# ISO stores that carry Heinz Hamburger relish



## lyncooking (May 27, 2006)

I live in Arizona and want to find out if there is any food store that carries Heinz Hamburger Relish.  I grew up eating this relish but since moving from CT. I have not been able to locate this product.  Can you help me?


----------



## joseph (May 27, 2006)

Hi.......try meijer in Indianna or sysco or jewel


----------



## Michael in FtW (May 27, 2006)

This seems to have become a "lost condiment" that many of us grew up with ... and you are not the first to have been looking for it, here or elsewhere. Vanwingen asked basically the same question recently in the thread *Heinz Hamburger Relish- Is it still made?* 

Although the Heinz website still list it as a product ... apparently many people haven't seen it on their store shelves for some time - and have been looking for it. The folks at Hometown Favorites have it listed as a product that they have* confirmed* is no longer in production.

I must admit that I noticed it was no longer on the shelves 2-3 years ago ... don't know what made me _wax nostalgic_ and look for it after years of living without it ... probably about the time that I started looking for something another condiment gone the way of the dodo called "Brockles Sauce" (sp?) that I grew up with.


----------



## Constance (May 27, 2006)

You could make your own hamburger relish...here's a recipe:

http://www.recipesource.com/side-dishes/relishes/00/rec0093.html

And here's a place where you can buy a different brand:

http://www.shopping.com/xGS-Hamburger_Relish~NS-1~linkin_id-7000560~r-1~CLT-INTR

I hope this helps.


----------



## Shunka (May 27, 2006)

I have found it at the Safeways in northern AZ. Can't remember if I have seen it at a Frys or not.

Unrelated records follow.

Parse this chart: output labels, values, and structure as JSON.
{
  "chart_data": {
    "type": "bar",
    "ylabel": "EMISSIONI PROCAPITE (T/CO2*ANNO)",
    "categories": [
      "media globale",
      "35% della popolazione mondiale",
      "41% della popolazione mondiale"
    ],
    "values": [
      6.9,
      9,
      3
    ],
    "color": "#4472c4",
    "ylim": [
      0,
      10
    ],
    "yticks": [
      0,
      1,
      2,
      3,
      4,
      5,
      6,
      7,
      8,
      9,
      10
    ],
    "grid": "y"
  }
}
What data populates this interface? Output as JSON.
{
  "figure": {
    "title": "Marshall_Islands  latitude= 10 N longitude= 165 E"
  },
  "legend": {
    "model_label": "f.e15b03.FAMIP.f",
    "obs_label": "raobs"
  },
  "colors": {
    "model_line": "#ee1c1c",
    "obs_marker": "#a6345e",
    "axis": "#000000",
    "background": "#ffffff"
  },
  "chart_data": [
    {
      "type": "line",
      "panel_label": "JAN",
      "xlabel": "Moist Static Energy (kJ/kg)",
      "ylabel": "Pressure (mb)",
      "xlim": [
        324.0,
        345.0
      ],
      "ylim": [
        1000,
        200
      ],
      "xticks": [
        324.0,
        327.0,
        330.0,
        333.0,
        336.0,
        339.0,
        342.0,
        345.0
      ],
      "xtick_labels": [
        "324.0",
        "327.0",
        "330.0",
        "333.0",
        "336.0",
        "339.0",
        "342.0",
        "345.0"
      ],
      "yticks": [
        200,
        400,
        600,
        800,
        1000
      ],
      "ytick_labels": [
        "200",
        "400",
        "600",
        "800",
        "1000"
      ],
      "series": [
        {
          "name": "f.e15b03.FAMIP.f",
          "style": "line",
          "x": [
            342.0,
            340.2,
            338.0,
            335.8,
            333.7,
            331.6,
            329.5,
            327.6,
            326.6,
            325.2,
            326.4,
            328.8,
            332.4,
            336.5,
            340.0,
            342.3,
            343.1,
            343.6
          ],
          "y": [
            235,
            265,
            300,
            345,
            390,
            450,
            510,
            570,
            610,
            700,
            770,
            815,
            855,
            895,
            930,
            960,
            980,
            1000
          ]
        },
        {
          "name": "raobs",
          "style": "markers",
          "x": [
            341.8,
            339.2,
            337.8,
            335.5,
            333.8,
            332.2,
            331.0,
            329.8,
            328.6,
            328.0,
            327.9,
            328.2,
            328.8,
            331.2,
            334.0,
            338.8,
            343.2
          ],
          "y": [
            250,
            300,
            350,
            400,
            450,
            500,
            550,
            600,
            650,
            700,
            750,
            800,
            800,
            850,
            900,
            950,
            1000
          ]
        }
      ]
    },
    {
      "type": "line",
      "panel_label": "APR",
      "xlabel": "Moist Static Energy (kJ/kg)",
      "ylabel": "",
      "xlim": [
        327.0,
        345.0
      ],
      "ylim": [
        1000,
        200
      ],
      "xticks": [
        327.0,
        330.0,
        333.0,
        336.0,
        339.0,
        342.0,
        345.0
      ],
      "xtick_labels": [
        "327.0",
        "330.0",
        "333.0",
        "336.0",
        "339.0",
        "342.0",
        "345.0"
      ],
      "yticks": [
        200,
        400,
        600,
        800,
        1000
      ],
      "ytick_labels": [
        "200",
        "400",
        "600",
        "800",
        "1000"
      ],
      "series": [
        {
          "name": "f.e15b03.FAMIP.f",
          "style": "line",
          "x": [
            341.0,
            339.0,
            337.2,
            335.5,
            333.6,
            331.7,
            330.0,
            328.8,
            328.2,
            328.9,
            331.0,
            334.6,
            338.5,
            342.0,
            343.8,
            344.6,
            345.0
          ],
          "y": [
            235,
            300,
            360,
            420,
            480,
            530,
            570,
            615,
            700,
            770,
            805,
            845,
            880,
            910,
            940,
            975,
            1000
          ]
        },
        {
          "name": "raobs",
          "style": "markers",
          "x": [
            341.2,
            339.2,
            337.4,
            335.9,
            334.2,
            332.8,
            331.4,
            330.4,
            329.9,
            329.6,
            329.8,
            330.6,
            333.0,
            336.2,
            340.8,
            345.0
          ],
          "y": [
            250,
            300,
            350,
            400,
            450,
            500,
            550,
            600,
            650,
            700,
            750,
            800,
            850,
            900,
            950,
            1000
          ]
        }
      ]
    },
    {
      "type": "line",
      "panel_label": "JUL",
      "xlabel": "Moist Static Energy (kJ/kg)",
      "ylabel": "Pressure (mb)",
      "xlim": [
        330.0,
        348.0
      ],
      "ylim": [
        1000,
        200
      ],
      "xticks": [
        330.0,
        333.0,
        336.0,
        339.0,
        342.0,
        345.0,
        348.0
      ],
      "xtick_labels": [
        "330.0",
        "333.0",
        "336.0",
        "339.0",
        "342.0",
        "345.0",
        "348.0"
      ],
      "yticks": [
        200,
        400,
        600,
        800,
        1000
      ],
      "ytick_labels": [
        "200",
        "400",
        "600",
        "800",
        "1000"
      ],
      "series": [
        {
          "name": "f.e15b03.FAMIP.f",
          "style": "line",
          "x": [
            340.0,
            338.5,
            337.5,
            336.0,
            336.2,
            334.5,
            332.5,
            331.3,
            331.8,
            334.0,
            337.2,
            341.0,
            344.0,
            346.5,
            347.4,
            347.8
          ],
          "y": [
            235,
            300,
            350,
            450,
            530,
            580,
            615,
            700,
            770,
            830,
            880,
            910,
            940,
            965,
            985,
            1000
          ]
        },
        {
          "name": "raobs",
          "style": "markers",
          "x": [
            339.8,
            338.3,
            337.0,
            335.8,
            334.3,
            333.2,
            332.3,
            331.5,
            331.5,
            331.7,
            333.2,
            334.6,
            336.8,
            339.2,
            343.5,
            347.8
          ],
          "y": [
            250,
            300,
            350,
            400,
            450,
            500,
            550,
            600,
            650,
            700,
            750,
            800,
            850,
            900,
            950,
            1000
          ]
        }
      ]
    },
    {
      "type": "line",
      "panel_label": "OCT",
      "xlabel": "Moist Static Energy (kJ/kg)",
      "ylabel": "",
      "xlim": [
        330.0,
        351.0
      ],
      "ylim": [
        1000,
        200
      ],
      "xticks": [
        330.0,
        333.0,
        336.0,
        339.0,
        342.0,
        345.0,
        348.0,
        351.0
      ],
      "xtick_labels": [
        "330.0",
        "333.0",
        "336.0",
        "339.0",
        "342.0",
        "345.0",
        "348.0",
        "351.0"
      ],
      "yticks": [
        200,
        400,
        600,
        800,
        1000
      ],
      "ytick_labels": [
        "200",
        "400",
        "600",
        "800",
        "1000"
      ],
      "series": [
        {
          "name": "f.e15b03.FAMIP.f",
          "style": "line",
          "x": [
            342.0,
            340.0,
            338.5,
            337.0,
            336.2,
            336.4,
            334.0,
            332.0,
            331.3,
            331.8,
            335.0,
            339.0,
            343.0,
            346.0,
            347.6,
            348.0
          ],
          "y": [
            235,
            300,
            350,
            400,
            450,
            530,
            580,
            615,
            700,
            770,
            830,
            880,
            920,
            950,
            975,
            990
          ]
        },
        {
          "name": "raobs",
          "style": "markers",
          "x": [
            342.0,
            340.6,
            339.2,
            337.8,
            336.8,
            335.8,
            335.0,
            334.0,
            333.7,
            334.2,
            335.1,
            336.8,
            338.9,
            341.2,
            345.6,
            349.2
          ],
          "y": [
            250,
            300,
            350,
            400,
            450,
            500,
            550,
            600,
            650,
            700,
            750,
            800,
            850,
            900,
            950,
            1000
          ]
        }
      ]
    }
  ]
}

Where are you close to in AZ? I might be able to have a relative find it closer to you.


----------



## grumblebee (May 29, 2006)

Bicks brand makes a hamburger relish that tastes exactly like the now defunct Heinz version. I'm not sure if Bicks is available at grocery stores in the USA but you can order it online from either British or Canadian grocery stores. 

http://www.britsuperstore.com/acatalog/Bicks_Relish.html


----------



## BreezyCooking (May 29, 2006)

While I do remember Heinz Hamburger Relish, I switched over to plain Dill Relish without any problem & now don't even remember what their "Hamburger" relish tasted like.

Is it dilly?  Sweet?  Someone remind me.


----------



## grumblebee (May 29, 2006)

BreezyCooking said:
			
		

> While I do remember Heinz Hamburger Relish, I switched over to plain Dill Relish without any problem & now don't even remember what their "Hamburger" relish tasted like.
> 
> Is it dilly? Sweet? Someone remind me.


 
It's sort of like regular relish (green, sweet pickle relish) with ketchup/tomato mixed in. It's red in colour, not green, and very tasty.


----------